Repository for my Bachelor thesis at the Chair of Information Systems at Humboldt University Berlin
Sentiment Analysis is the art to derive opinions or emotional content from written texts and it is used as an important tool in the field of finance. It can be used to predict the behavior of stock markets, financial distress or abnormal financial behavior. In my Bachelor's thesis, I looked deeper into this topic: What are the main topics and methods, what are use cases and where are also limits. Furthermore, I conducted an empirical analysis. I analyzed German Corporate Social Responsibility reports and parts of annual reports to investigate an association with environmental, social and governance rating scores. The aim was to assess sentiment as a risk indicator for these issues.
The findings where handed in in July 2019 and graded with the top mark 1.0. The thesis is published here: http://dx.doi.org/10.18452/20866
In this repository, the code for the thesis is published. I used R (statistical programming language); mostly used packages are the tidyverse and the tidytext package that uses tidyverse principles.

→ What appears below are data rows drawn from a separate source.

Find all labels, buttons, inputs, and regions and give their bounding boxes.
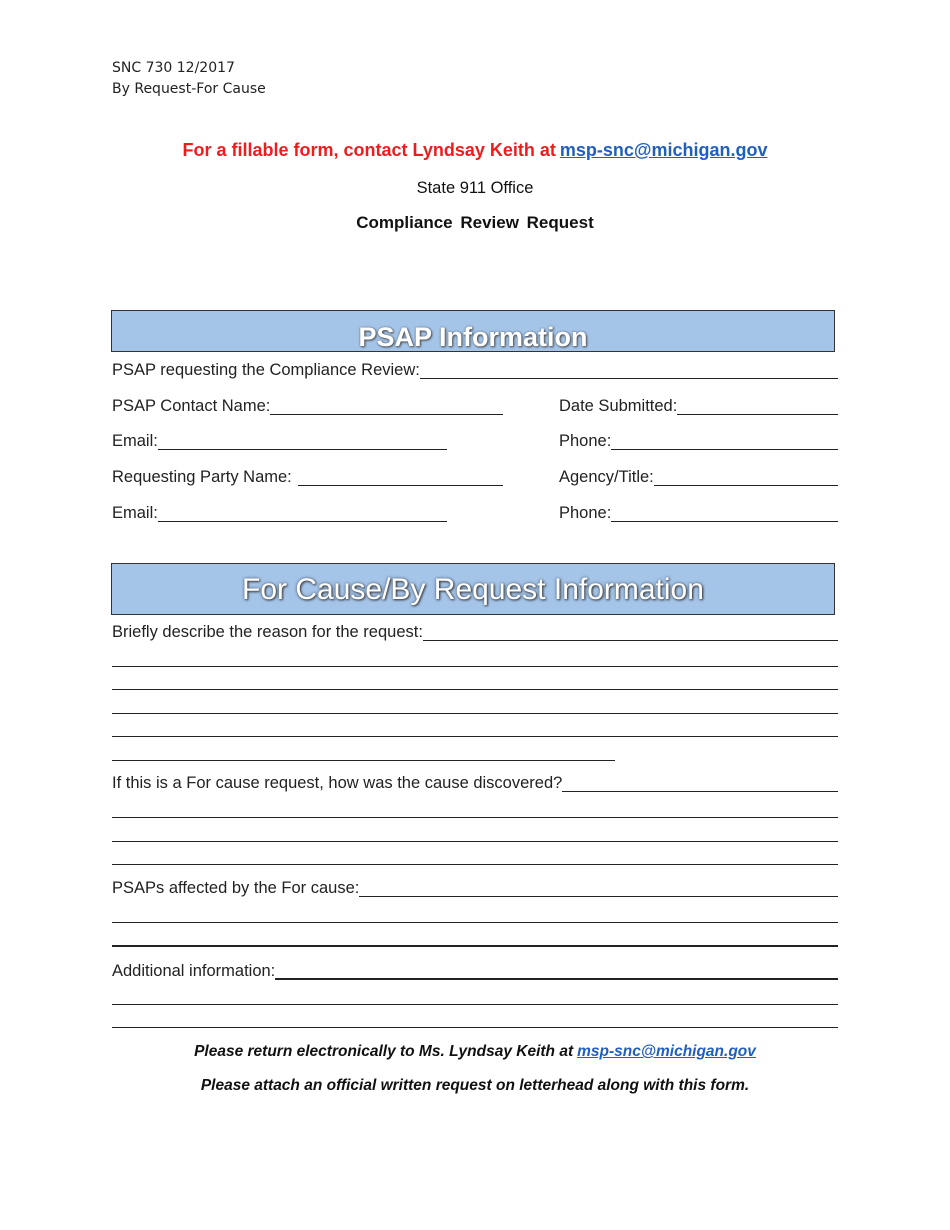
psaps-line-2[interactable] [112,922,838,923]
email-label-2: Email: [112,504,158,522]
contact-name-input[interactable] [270,413,503,415]
agency-title-field[interactable] [559,468,838,489]
additional-line-3[interactable] [112,1027,838,1028]
additional-info-field[interactable] [112,962,838,983]
phone-label-2: Phone: [559,504,612,522]
contact-name-label: PSAP Contact Name: [112,397,271,415]
return-text: Please return electronically to Ms. Lyndsay Keith at [194,1043,574,1060]
cause-discovered-input[interactable] [562,790,838,792]
reason-line-2[interactable] [112,666,838,667]
date-submitted-input[interactable] [677,413,838,415]
form-type: By Request-For Cause [112,81,266,97]
date-submitted-label: Date Submitted: [559,397,678,415]
additional-line-2[interactable] [112,1004,838,1005]
phone-field-2[interactable] [559,504,838,525]
page-title: Compliance Review Request [356,213,594,232]
psaps-line-3[interactable] [112,945,838,947]
additional-info-label: Additional information: [112,962,276,980]
reason-label: Briefly describe the reason for the request: [112,623,423,641]
email-field-1[interactable] [112,432,447,453]
cause-line-3[interactable] [112,841,838,842]
attach-instructions: Please attach an official written request on letterhead along with this form. [200,1077,750,1094]
cause-section-heading: For Cause/By Request Information [111,563,835,615]
return-email-link[interactable]: msp-snc@michigan.gov [577,1043,756,1060]
requesting-party-field[interactable] [112,468,503,489]
requesting-party-label: Requesting Party Name: [112,468,292,486]
cause-discovered-label: If this is a For cause request, how was the cause discovered? [112,774,563,792]
psaps-affected-field[interactable] [112,879,838,900]
email-input-2[interactable] [158,520,447,522]
psap-requesting-input[interactable] [420,377,838,379]
phone-label-1: Phone: [559,432,612,450]
form-code-block [112,58,266,100]
email-label-1: Email: [112,432,158,450]
phone-input-1[interactable] [611,448,838,450]
date-submitted-field[interactable] [559,397,838,418]
cause-line-4[interactable] [112,864,838,865]
reason-line-3[interactable] [112,689,838,690]
psap-requesting-label: PSAP requesting the Compliance Review: [112,361,420,379]
contact-name-field[interactable] [112,397,503,418]
psaps-affected-label: PSAPs affected by the For cause: [112,879,360,897]
psap-section-heading: PSAP Information [111,310,835,352]
requesting-party-input[interactable] [298,484,503,486]
cause-line-2[interactable] [112,817,838,818]
reason-line-6[interactable] [112,760,615,761]
reason-line-5[interactable] [112,736,838,737]
form-code: SNC 730 12/2017 [112,60,235,76]
reason-field[interactable] [112,623,838,644]
psap-requesting-field[interactable] [112,361,838,382]
phone-input-2[interactable] [611,520,838,522]
cause-discovered-field[interactable] [112,774,838,795]
email-input-1[interactable] [158,448,447,450]
email-field-2[interactable] [112,504,447,525]
office-name: State 911 Office [416,179,534,197]
phone-field-1[interactable] [559,432,838,453]
notice-email-link[interactable]: msp-snc@michigan.gov [559,140,768,160]
agency-title-label: Agency/Title: [559,468,654,486]
additional-info-input[interactable] [275,977,838,980]
psaps-affected-input[interactable] [359,895,838,897]
reason-input[interactable] [423,639,838,641]
return-instructions [0,1043,950,1061]
agency-title-input[interactable] [654,484,838,486]
fillable-form-notice [0,140,950,161]
notice-text: For a fillable form, contact Lyndsay Keith at [182,140,556,160]
reason-line-4[interactable] [112,713,838,714]
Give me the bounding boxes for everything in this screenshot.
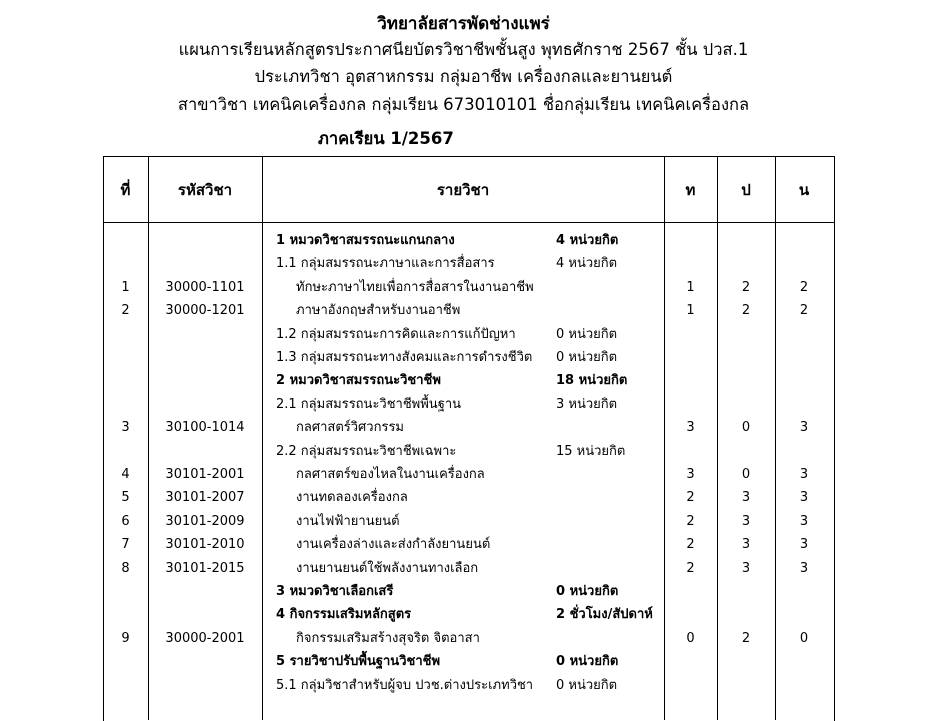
category-label: 2 หมวดวิชาสมรรถนะวิชาชีพ bbox=[276, 373, 441, 389]
program-type: ประเภทวิชา อุตสาหกรรม กลุ่มอาชีพ เครื่องกลและยานยนต์ bbox=[254, 67, 673, 86]
theory-hours: 1 bbox=[686, 303, 695, 319]
row-number: 6 bbox=[121, 513, 130, 529]
theory-hours bbox=[664, 442, 717, 462]
theory-hours bbox=[664, 395, 717, 415]
theory-hours: 1 bbox=[686, 279, 695, 295]
major-group: สาขาวิชา เทคนิคเครื่องกล กลุ่มเรียน 673010101 ชื่อกลุ่มเรียน เทคนิคเครื่องกล bbox=[177, 95, 750, 114]
course-code bbox=[148, 395, 262, 415]
theory-hours: 0 bbox=[686, 630, 695, 646]
category-label: 1.1 กลุ่มสมรรถนะภาษาและการสื่อสาร bbox=[276, 256, 495, 272]
row-number: 7 bbox=[121, 537, 130, 553]
credit-units: 0 หน่วยกิต bbox=[556, 350, 618, 365]
practice-hours bbox=[717, 582, 775, 602]
practice-hours: 0 bbox=[741, 467, 751, 482]
credits bbox=[775, 371, 833, 391]
row-number: 9 bbox=[121, 630, 130, 646]
theory-hours: 2 bbox=[686, 513, 695, 529]
theory-hours bbox=[664, 605, 717, 625]
course-code: 30101-2015 bbox=[165, 560, 245, 576]
row-number: 1 bbox=[121, 279, 130, 295]
row-number bbox=[103, 371, 148, 391]
row-number bbox=[103, 231, 148, 251]
practice-hours bbox=[717, 652, 775, 672]
row-number: 3 bbox=[121, 420, 130, 436]
credits bbox=[775, 676, 833, 696]
practice-hours: 2 bbox=[741, 279, 751, 295]
course-code: 30101-2010 bbox=[165, 537, 245, 553]
theory-hours: 3 bbox=[686, 420, 695, 436]
credits bbox=[775, 652, 833, 672]
course-code: 30000-1101 bbox=[165, 279, 245, 295]
theory-hours bbox=[664, 652, 717, 672]
row-number: 2 bbox=[121, 303, 130, 319]
course-name: งานไฟฟ้ายานยนต์ bbox=[296, 513, 400, 529]
practice-hours bbox=[717, 348, 775, 368]
row-number bbox=[103, 325, 148, 345]
practice-hours: 3 bbox=[741, 513, 751, 529]
theory-hours bbox=[664, 348, 717, 368]
practice-hours bbox=[717, 254, 775, 274]
credits: 2 bbox=[799, 279, 809, 295]
credits bbox=[775, 231, 833, 251]
practice-hours bbox=[717, 371, 775, 391]
credit-units: 4 หน่วยกิต bbox=[556, 256, 618, 272]
college-name: วิทยาลัยสารพัดช่างแพร่ bbox=[377, 14, 550, 34]
practice-hours: 2 bbox=[741, 630, 751, 646]
theory-hours bbox=[664, 371, 717, 391]
practice-hours: 3 bbox=[741, 490, 751, 506]
credits: 0 bbox=[799, 630, 809, 646]
credits: 3 bbox=[799, 467, 809, 482]
credit-units: 3 หน่วยกิต bbox=[556, 396, 618, 412]
col-header-no: ที่ bbox=[120, 181, 131, 199]
course-name: กลศาสตร์วิศวกรรม bbox=[296, 420, 405, 436]
category-label: 1 หมวดวิชาสมรรถนะแกนกลาง bbox=[276, 233, 455, 248]
course-name: งานเครื่องล่างและส่งกำลังยานยนต์ bbox=[296, 537, 491, 553]
category-label: 2.2 กลุ่มสมรรถนะวิชาชีพเฉพาะ bbox=[276, 443, 457, 459]
curriculum-title: แผนการเรียนหลักสูตรประกาศนียบัตรวิชาชีพชั้นสูง พุทธศักราช 2567 ชั้น ปวส.1 bbox=[178, 40, 749, 59]
category-label: 1.3 กลุ่มสมรรถนะทางสังคมและการดำรงชีวิต bbox=[276, 350, 533, 365]
credits: 3 bbox=[799, 560, 809, 576]
credits: 2 bbox=[799, 303, 809, 319]
course-name: กิจกรรมเสริมสร้างสุจริต จิตอาสา bbox=[296, 630, 480, 646]
row-number bbox=[103, 348, 148, 368]
category-label: 5.1 กลุ่มวิชาสำหรับผู้จบ ปวช.ต่างประเภทวิชา bbox=[276, 677, 534, 693]
category-label: 5 รายวิชาปรับพื้นฐานวิชาชีพ bbox=[276, 654, 441, 670]
course-name: ภาษาอังกฤษสำหรับงานอาชีพ bbox=[296, 303, 461, 319]
credits: 3 bbox=[799, 490, 809, 506]
row-number bbox=[103, 442, 148, 462]
course-name: งานยานยนต์ใช้พลังงานทางเลือก bbox=[296, 560, 479, 576]
column-divider bbox=[262, 156, 263, 720]
theory-hours bbox=[664, 676, 717, 696]
credit-units: 2 ชั่วโมง/สัปดาห์ bbox=[556, 607, 653, 623]
course-name: งานทดลองเครื่องกล bbox=[296, 490, 408, 506]
theory-hours bbox=[664, 325, 717, 345]
practice-hours bbox=[717, 325, 775, 345]
col-header-code: รหัสวิชา bbox=[177, 181, 233, 199]
credits: 3 bbox=[799, 537, 809, 553]
col-header-credits: น bbox=[798, 181, 810, 199]
practice-hours bbox=[717, 231, 775, 251]
row-number bbox=[103, 395, 148, 415]
theory-hours: 2 bbox=[686, 490, 695, 506]
course-code: 30101-2009 bbox=[165, 513, 245, 529]
credits bbox=[775, 582, 833, 602]
practice-hours bbox=[717, 676, 775, 696]
row-number bbox=[103, 652, 148, 672]
credit-units: 18 หน่วยกิต bbox=[556, 373, 628, 389]
course-code: 30101-2001 bbox=[165, 467, 245, 482]
course-code bbox=[148, 371, 262, 391]
credit-units: 15 หน่วยกิต bbox=[556, 443, 626, 459]
row-number: 5 bbox=[121, 490, 130, 506]
semester-label: ภาคเรียน 1/2567 bbox=[318, 129, 454, 148]
credit-units: 4 หน่วยกิต bbox=[556, 233, 619, 248]
row-number bbox=[103, 605, 148, 625]
category-label: 3 หมวดวิชาเลือกเสรี bbox=[276, 584, 394, 599]
credits: 3 bbox=[799, 420, 809, 436]
practice-hours bbox=[717, 442, 775, 462]
row-number: 4 bbox=[121, 467, 130, 482]
theory-hours: 2 bbox=[686, 537, 695, 553]
credit-units: 0 หน่วยกิต bbox=[556, 584, 619, 599]
credit-units: 0 หน่วยกิต bbox=[556, 326, 618, 342]
course-code bbox=[148, 325, 262, 345]
col-header-theory: ท bbox=[685, 181, 696, 199]
course-code bbox=[148, 652, 262, 672]
practice-hours: 0 bbox=[741, 420, 751, 436]
credits: 3 bbox=[799, 513, 809, 529]
credit-units: 0 หน่วยกิต bbox=[556, 654, 619, 670]
col-header-practice: ป bbox=[741, 181, 751, 199]
row-number bbox=[103, 676, 148, 696]
course-code bbox=[148, 582, 262, 602]
credits bbox=[775, 442, 833, 462]
course-code bbox=[148, 605, 262, 625]
row-number bbox=[103, 582, 148, 602]
course-code: 30000-2001 bbox=[165, 630, 245, 646]
credits bbox=[775, 254, 833, 274]
row-number: 8 bbox=[121, 560, 130, 576]
practice-hours: 3 bbox=[741, 560, 751, 576]
credits bbox=[775, 325, 833, 345]
course-code bbox=[148, 676, 262, 696]
course-code: 30101-2007 bbox=[165, 490, 245, 506]
credit-units: 0 หน่วยกิต bbox=[556, 677, 618, 693]
category-label: 2.1 กลุ่มสมรรถนะวิชาชีพพื้นฐาน bbox=[276, 396, 462, 412]
credits bbox=[775, 395, 833, 415]
course-code bbox=[148, 254, 262, 274]
theory-hours: 2 bbox=[686, 560, 695, 576]
course-code: 30000-1201 bbox=[165, 303, 245, 319]
practice-hours: 3 bbox=[741, 537, 751, 553]
theory-hours bbox=[664, 254, 717, 274]
credits bbox=[775, 348, 833, 368]
category-label: 1.2 กลุ่มสมรรถนะการคิดและการแก้ปัญหา bbox=[276, 326, 516, 342]
practice-hours bbox=[717, 605, 775, 625]
practice-hours bbox=[717, 395, 775, 415]
theory-hours: 3 bbox=[686, 467, 695, 482]
course-code: 30100-1014 bbox=[165, 420, 245, 436]
header-divider bbox=[103, 222, 834, 223]
course-code bbox=[148, 348, 262, 368]
course-code bbox=[148, 442, 262, 462]
col-header-subject: รายวิชา bbox=[436, 181, 490, 199]
course-name: ทักษะภาษาไทยเพื่อการสื่อสารในงานอาชีพ bbox=[296, 279, 534, 295]
theory-hours bbox=[664, 582, 717, 602]
theory-hours bbox=[664, 231, 717, 251]
practice-hours: 2 bbox=[741, 303, 751, 319]
category-label: 4 กิจกรรมเสริมหลักสูตร bbox=[276, 607, 412, 623]
course-name: กลศาสตร์ของไหลในงานเครื่องกล bbox=[296, 467, 485, 482]
course-code bbox=[148, 231, 262, 251]
credits bbox=[775, 605, 833, 625]
row-number bbox=[103, 254, 148, 274]
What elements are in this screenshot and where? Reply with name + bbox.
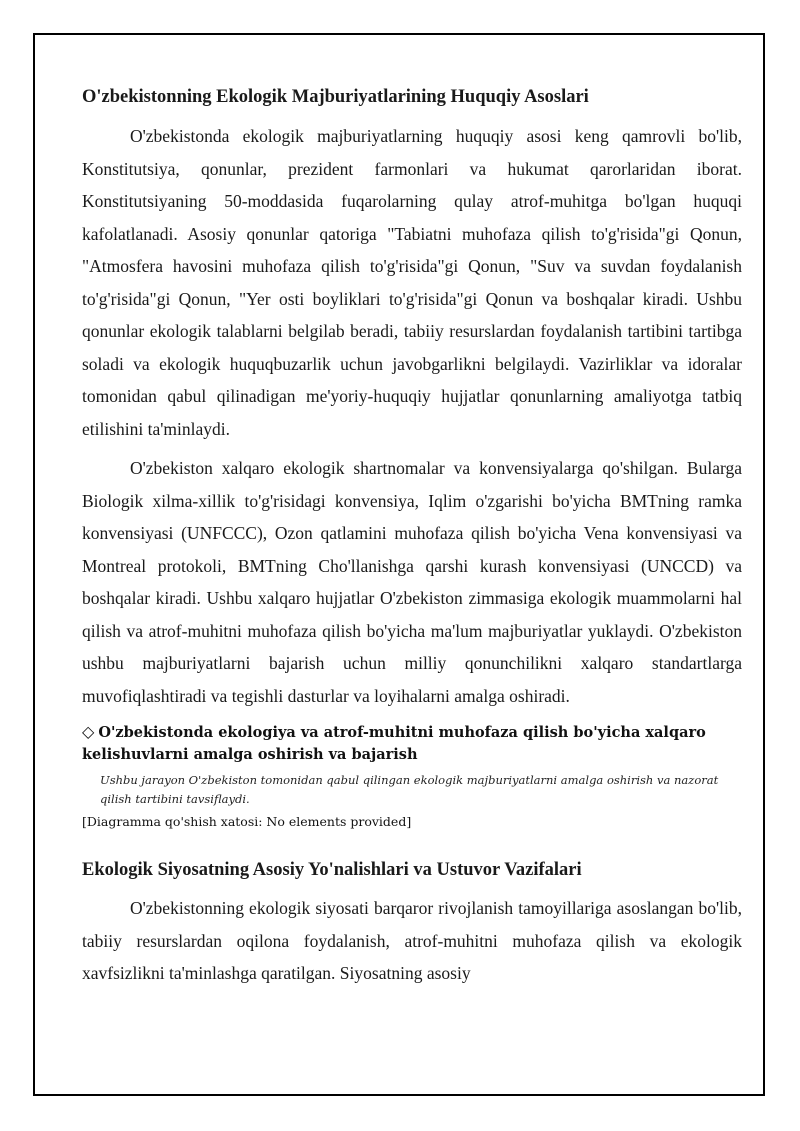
diagram-error-message: [Diagramma qo'shish xatosi: No elements provided] [82, 814, 412, 829]
document-body [82, 83, 742, 990]
diagram-description: Ushbu jarayon O'zbekiston tomonidan qabul qilingan ekologik majburiyatlarni amalga oshirish va nazorat qilish tartibini tavsiflaydi. [100, 773, 719, 806]
body-paragraph: O'zbekistonda ekologik majburiyatlarning huquqiy asosi keng qamrovli bo'lib, Konstitutsiya, qonunlar, prezident farmonlari va hukumat qarorlaridan iborat. Konstitutsiyaning 50-moddasida fuqarolarning qulay atrof-muhitga bo'lgan huquqi kafolatlanadi. Asosiy qonunlar qatoriga "Tabiatni muhofaza qilish to'g'risida"gi Qonun, "Atmosfera havosini muhofaza qilish to'g'risida"gi Qonun, "Suv va suvdan foydalanish to'g'risida"gi Qonun, "Yer osti boyliklari to'g'risida"gi Qonun va boshqalar kiradi. Ushbu qonunlar ekologik talablarni belgilab beradi, tabiiy resurslardan foydalanish tartibini tartibga soladi va ekologik huquqbuzarlik uchun javobgarlikni belgilaydi. Vazirliklar va idoralar tomonidan qabul qilinadigan me'yoriy-huquqiy hujjatlar qonunlarning amaliyotga tatbiq etilishini ta'minlaydi. [82, 126, 742, 439]
section-heading: Ekologik Siyosatning Asosiy Yo'nalishlari va Ustuvor Vazifalari [82, 860, 582, 880]
section-heading: O'zbekistonning Ekologik Majburiyatlarining Huquqiy Asoslari [82, 87, 589, 107]
body-paragraph: O'zbekiston xalqaro ekologik shartnomalar va konvensiyalarga qo'shilgan. Bularga Biologik xilma-xillik to'g'risidagi konvensiya, Iqlim o'zgarishi bo'yicha BMTning ramka konvensiyasi (UNFCCC), Ozon qatlamini muhofaza qilish bo'yicha Vena konvensiyasi va Montreal protokoli, BMTning Cho'llanishga qarshi kurash konvensiyasi (UNCCD) va boshqalar kiradi. Ushbu xalqaro hujjatlar O'zbekiston zimmasiga ekologik muammolarni hal qilish va atrof-muhitni muhofaza qilish bo'yicha ma'lum majburiyatlar yuklaydi. O'zbekiston ushbu majburiyatlarni bajarish uchun milliy qonunchilikni xalqaro standartlarga muvofiqlashtiradi va tegishli dasturlar va loyihalarni amalga oshiradi. [82, 458, 742, 706]
body-paragraph: O'zbekistonning ekologik siyosati barqaror rivojlanish tamoyillariga asoslangan bo'lib, tabiiy resurslardan oqilona foydalanish, atrof-muhitni muhofaza qilish va ekologik xavfsizlikni ta'minlashga qaratilgan. Siyosatning asosiy [82, 898, 742, 983]
diagram-caption [82, 721, 742, 766]
diagram-title-text: O'zbekistonda ekologiya va atrof-muhitni muhofaza qilish bo'yicha xalqaro kelishuvlarni amalga oshirish va bajarish [82, 724, 706, 763]
diamond-icon: ◇ [82, 722, 95, 741]
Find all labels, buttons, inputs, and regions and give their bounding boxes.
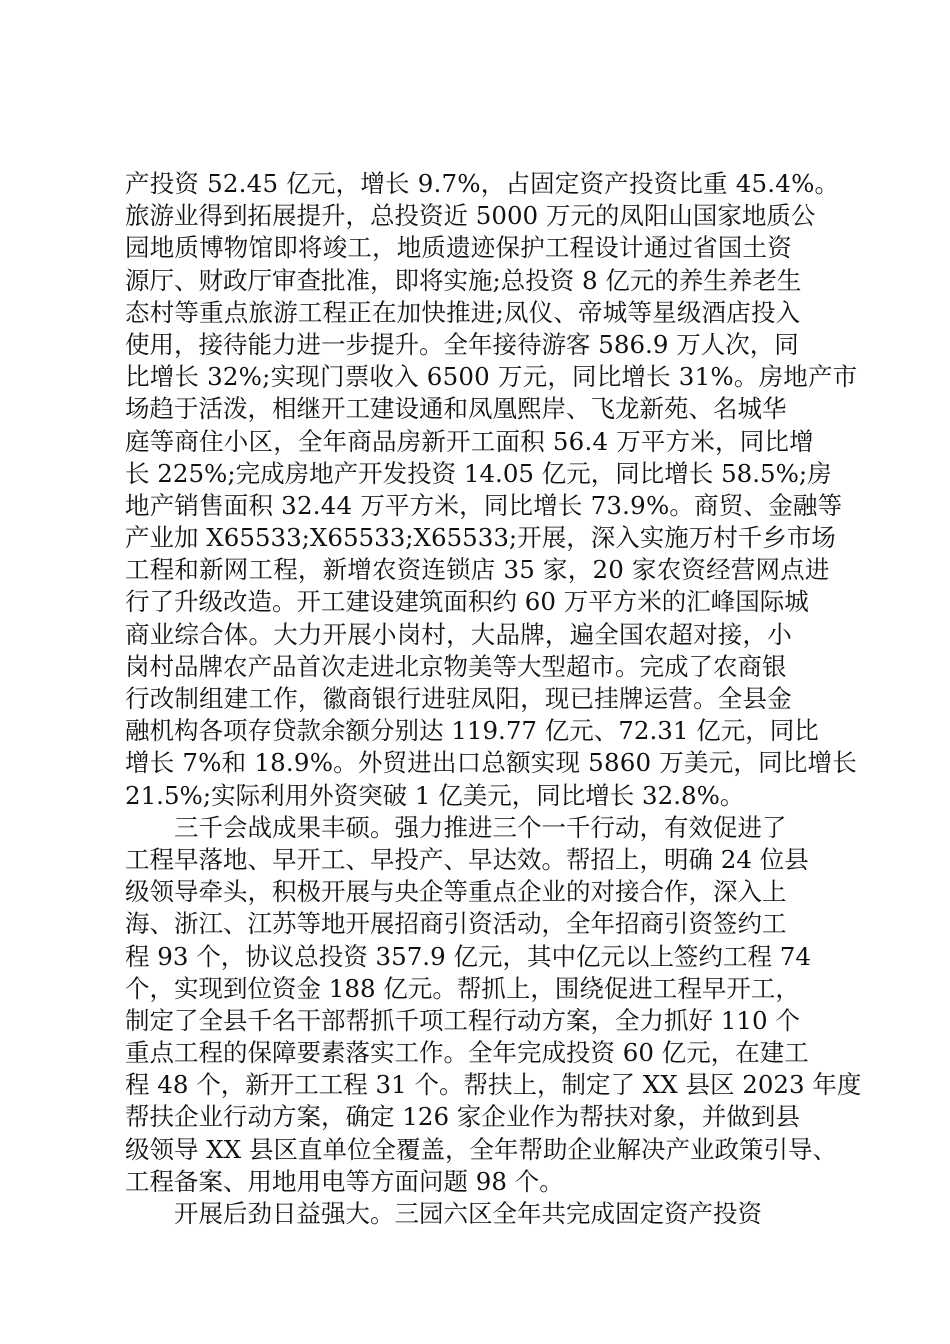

Several 'chunks' of code exist.
I analyze 4 types of texts in my thesis: Letters from the CEO from CSR/ Sustainability reports and from annual reports and sustainability reports and sections from the annual reports. Abbreviated they are:
- NB CEO (Letter from the CEO in the Sustainability Report)
- GB CEO (Letter from the CEO in the Annual Report)
- NB NB (Sustainability Report)
- GB NB (Sustainability section in the Annual Report) All of these have one file to read the data from the companies' reports in (named xx_read_in) and where they are processed (process_xx).
The functions for this processing are in 'functions to clean'. All of the results are bundled in 'results_total'. This contains also most of the graphs that are used in the analysis in the paper.
The sustainability data are added in 'eikon' which refers to the Thomson Reuters Eikon database.
If needed, correlation tests can be seen in 'corrtests' and some graphics are created in the 'graphics' file. These contains only the graphs that are not strictly related to the analysis (visualisation of the negation handling).